Poundland is to acquire up to 71 Wilko sites that it intends to reopen under its own brand in a deal that could throw a lifeline to some of the 1,800 staff who will lose jobs connected with those outlets.
Under the deal struck by the administrators PricewaterhouseCoopers (PwC) with Poundland’s parent company, Pepco, the sites will be acquired only after all 408 Wilko stores are shut and more than 12,000 staff made redundant.
PwC indicated Wilko employees would be offered the opportunity to work at the new Poundland branches, although it is not clear how many roles will be available.
Last week, PwC announced a £13m agreement with the discount retailer B&M to buy up to 51 Wilko properties that will also be rebranded in a deal that did not include a jobs guarantee.
“Alongside the previously announced agreement with B&M, we’re confident this sale will create a platform for future employment opportunities for people including current Wilko team members at up to 122 locations,” said Edward Williams, a joint administrator at PwC.
“We will continue to engage with other retailers around any interest in other Wilko sites and are confident of completing a sale of the brand and intellectual property within the coming days.”
The Pepco and B&M deals involve shops that employ 3,200 Wilko staff in total.
On Monday, PwC said all of Wilko’s stores were to close by early October with the loss of more than 12,000 jobs after talks with potential buyers failed to deliver a rescue deal.
Wilko’s two big warehouses, in Worksop, Nottinghamshire, and Newport, Wales, where 299 jobs have already gone, are to close on Friday.
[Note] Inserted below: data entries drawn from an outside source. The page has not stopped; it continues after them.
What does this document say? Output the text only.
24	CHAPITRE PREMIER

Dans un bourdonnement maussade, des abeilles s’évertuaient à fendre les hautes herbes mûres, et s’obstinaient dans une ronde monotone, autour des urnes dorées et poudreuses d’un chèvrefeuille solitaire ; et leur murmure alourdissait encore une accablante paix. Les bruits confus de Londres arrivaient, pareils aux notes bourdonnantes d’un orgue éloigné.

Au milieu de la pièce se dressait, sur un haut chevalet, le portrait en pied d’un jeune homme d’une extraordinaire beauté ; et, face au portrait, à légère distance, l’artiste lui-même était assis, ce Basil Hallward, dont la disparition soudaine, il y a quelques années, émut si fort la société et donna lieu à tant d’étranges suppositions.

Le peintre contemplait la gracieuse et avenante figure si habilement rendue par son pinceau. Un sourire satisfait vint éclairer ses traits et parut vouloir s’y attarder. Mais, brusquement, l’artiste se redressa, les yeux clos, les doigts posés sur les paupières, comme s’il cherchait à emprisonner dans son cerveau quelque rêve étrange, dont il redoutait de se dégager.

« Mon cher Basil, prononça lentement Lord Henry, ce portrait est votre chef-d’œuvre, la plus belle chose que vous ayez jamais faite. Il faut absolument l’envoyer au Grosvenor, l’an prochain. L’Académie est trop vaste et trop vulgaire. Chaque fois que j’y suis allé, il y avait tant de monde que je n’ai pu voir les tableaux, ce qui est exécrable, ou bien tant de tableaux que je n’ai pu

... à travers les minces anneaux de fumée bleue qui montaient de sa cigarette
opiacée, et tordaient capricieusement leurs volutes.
Last week, PwC announced the closure of a first wave of 52 Wilko stores and the loss of more than 1,300 staff, including support centre workers and warehouse staff, but continued talks with prospective buyers.
The statement on the closure of the whole estate came hours after it emerged that a rescue deal proposed by the owner of HMV that would have saved about half of Wilko’s sites and secured the future of thousands of jobs had collapsed.
Doug Putman, who engineered a turnaround of HMV in the UK and owns Toys R Us in Canada, had been negotiating to save as many as 200 of Wilko’s 408 stores.
PwC is still in talks with the discount retailer The Range, which is seeking a deal for the Wilko brand.
Wilko, which was founded in 1930 when JK Wilkinson opened his first store in Leicester, took over stores left empty when Woolworths collapsed in 2008.